Clark set off the controversy Sunday when he said McCain’s wartime experience as a Navy pilot and his command of an air squadron in peacetime did not provide him with experience needed to become president.

“I don’t think riding in a fighter plane and getting shot down is a qualification to be president,” he added at the time.

McCain frequently emphasizes his military service as he campaigns for the White House.

Obama, who did not serve in the military, frequently cites his opposition to the 2003 invasion of Iraq as evidence of the judgment needed in a commander in chief.

Despite criticism from Republicans, Clark declined to back down in an interview Tuesday morning with ABC. “The experience that he had as a fighter pilot isn’t the same as having been at the highest levels of the military and having to make ... life or death decisions about national, strategic issues,” he said.

Asked whether he felt he owed McCain an apology, Clark responded, “I’m very sorry that this has distracted from the message of patriotism that Senator Obama wants to put out.”

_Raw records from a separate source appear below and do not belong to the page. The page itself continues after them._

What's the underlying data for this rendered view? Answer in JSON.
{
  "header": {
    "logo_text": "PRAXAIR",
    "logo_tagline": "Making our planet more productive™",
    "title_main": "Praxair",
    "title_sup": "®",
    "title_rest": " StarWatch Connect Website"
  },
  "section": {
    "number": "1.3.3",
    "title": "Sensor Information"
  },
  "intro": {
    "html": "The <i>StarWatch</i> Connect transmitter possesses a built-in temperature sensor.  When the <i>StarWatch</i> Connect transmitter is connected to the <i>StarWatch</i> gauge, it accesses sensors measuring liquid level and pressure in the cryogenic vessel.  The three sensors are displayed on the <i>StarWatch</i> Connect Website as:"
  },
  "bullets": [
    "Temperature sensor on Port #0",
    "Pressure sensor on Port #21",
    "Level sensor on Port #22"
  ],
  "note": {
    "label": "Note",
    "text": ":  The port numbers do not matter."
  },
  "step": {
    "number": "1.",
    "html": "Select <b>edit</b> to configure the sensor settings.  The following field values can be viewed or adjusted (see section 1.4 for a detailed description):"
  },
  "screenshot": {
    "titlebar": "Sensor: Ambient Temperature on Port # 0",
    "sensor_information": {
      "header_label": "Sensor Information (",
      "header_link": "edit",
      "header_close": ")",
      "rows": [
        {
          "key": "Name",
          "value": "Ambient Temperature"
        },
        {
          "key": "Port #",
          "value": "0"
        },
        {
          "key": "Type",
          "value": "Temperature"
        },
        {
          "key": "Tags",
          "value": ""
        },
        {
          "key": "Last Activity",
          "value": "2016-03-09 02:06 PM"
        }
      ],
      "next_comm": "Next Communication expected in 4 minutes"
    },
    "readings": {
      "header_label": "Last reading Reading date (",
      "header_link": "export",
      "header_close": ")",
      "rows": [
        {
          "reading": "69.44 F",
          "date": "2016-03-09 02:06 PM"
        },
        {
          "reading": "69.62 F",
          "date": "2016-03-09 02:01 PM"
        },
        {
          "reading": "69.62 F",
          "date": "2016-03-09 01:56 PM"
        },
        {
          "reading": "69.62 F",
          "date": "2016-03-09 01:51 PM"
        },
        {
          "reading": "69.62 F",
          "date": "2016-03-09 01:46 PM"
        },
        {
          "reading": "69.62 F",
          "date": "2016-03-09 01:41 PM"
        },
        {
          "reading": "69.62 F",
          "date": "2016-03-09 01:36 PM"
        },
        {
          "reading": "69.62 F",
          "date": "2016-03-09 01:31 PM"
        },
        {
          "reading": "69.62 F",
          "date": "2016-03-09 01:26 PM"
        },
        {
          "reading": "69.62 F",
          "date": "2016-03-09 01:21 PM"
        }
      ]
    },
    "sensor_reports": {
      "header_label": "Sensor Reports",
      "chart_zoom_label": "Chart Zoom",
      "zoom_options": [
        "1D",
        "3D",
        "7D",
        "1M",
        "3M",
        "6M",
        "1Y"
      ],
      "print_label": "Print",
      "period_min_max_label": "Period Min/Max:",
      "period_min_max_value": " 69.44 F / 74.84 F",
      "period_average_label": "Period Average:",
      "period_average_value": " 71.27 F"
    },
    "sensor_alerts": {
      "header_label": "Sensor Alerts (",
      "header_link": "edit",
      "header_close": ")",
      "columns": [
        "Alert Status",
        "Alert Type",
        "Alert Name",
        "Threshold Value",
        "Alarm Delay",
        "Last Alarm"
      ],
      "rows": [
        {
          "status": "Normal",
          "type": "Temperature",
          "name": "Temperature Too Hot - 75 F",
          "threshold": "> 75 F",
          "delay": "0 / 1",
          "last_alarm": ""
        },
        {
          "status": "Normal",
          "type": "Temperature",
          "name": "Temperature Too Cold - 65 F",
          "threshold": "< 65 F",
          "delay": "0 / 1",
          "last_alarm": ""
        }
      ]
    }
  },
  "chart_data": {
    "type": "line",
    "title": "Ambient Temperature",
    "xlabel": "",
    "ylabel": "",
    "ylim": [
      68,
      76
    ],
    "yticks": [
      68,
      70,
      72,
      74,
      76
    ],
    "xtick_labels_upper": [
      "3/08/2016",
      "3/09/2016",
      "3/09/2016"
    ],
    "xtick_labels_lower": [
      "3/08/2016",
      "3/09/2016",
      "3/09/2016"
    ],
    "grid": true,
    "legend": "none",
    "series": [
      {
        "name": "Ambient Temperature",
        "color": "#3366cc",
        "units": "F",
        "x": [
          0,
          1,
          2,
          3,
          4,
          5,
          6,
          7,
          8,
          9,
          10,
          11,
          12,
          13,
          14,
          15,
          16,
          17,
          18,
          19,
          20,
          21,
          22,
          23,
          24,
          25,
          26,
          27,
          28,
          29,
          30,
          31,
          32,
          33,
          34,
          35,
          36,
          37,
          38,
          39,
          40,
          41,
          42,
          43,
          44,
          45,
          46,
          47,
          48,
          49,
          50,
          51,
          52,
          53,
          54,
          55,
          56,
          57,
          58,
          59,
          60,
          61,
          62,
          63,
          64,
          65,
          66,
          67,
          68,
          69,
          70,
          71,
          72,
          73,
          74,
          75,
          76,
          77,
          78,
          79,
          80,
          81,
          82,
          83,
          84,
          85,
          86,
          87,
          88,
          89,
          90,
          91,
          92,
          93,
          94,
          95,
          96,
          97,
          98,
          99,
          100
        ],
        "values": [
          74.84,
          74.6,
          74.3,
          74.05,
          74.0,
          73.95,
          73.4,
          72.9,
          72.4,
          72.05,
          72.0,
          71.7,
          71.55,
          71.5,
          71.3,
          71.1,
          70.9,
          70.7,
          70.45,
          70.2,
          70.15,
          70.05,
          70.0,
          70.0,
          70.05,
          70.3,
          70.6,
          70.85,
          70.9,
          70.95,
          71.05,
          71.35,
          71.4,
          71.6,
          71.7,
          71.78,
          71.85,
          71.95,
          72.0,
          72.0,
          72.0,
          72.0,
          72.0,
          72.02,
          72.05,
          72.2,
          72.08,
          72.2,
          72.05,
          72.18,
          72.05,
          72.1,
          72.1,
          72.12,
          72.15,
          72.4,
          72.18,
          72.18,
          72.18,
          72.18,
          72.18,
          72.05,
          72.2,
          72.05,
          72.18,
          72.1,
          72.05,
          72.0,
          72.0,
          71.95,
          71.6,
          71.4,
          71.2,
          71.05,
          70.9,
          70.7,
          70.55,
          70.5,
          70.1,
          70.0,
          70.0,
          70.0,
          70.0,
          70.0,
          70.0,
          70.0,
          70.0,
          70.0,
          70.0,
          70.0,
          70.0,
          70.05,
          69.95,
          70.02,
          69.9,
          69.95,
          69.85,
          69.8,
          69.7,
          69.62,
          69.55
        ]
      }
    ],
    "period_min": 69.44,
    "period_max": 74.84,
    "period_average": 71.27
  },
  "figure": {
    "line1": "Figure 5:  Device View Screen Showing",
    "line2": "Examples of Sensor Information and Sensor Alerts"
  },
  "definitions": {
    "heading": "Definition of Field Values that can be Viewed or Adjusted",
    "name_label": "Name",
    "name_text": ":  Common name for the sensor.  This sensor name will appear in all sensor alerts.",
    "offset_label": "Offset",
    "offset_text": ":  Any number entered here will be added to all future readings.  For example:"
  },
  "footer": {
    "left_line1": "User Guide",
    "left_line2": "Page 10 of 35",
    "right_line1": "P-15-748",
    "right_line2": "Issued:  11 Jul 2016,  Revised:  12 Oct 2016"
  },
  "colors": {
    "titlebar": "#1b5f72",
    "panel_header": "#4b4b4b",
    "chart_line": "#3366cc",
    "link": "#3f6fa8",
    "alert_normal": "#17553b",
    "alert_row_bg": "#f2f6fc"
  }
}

Later, in a National Public Radio interview, Clark was asked about his statements in 2004 that Sen. John Kerry, then the Democratic presidential candidate, had “heard the thump of enemy mortars. He’s seen the flash of tracers” and could lead in a time of war.

“I think that you can always cite a candidate’s service in the armed forces as a testimony to his character and his courage. But I don’t think early service justifies moving away from looking at a candidate’s judgment,” he replied.

Sen. Lindsey Graham, R-S.C., rebutted Clark’s claim by arguing that McCain’s years as a prisoner of war and the mistreatment he endured made him uniquely qualified to lead the campaign in the Senate to ban the use of torture in the interrogation of detainees in the wars in Afghanistan and Iraq.

“Nobody could have taken the floor and spoken about detainee policy” the same way, Graham added.

Obama, campaigning in Ohio, said he did not believe Clark’s intent was the same as critics who four years ago challenged Kerry’s account of his own wartime service in Vietnam. The so-called Swift Boat ads are widely blamed by Democrats for playing a role in Kerry’s defeat.

“I don’t think that General Clark had the same intent as the Swift Boat ads of four years ago. I reject that analogy,” Obama said.

He said McCain “deserves the utmost honor and respect for his service to our country” and added there are many more important issues in this election.

“The fact that somebody on a cable show or on a news show, like General Clark, said something that was inartful about John McCain, I don’t think is what is keeping Ohioans up at night,” Obama said.

On Monday, Obama campaign spokesman Bill Burton said, “Senator Obama honors and respects Senator McCain’s service, and of course he rejects yesterday’s statement by General Clark.”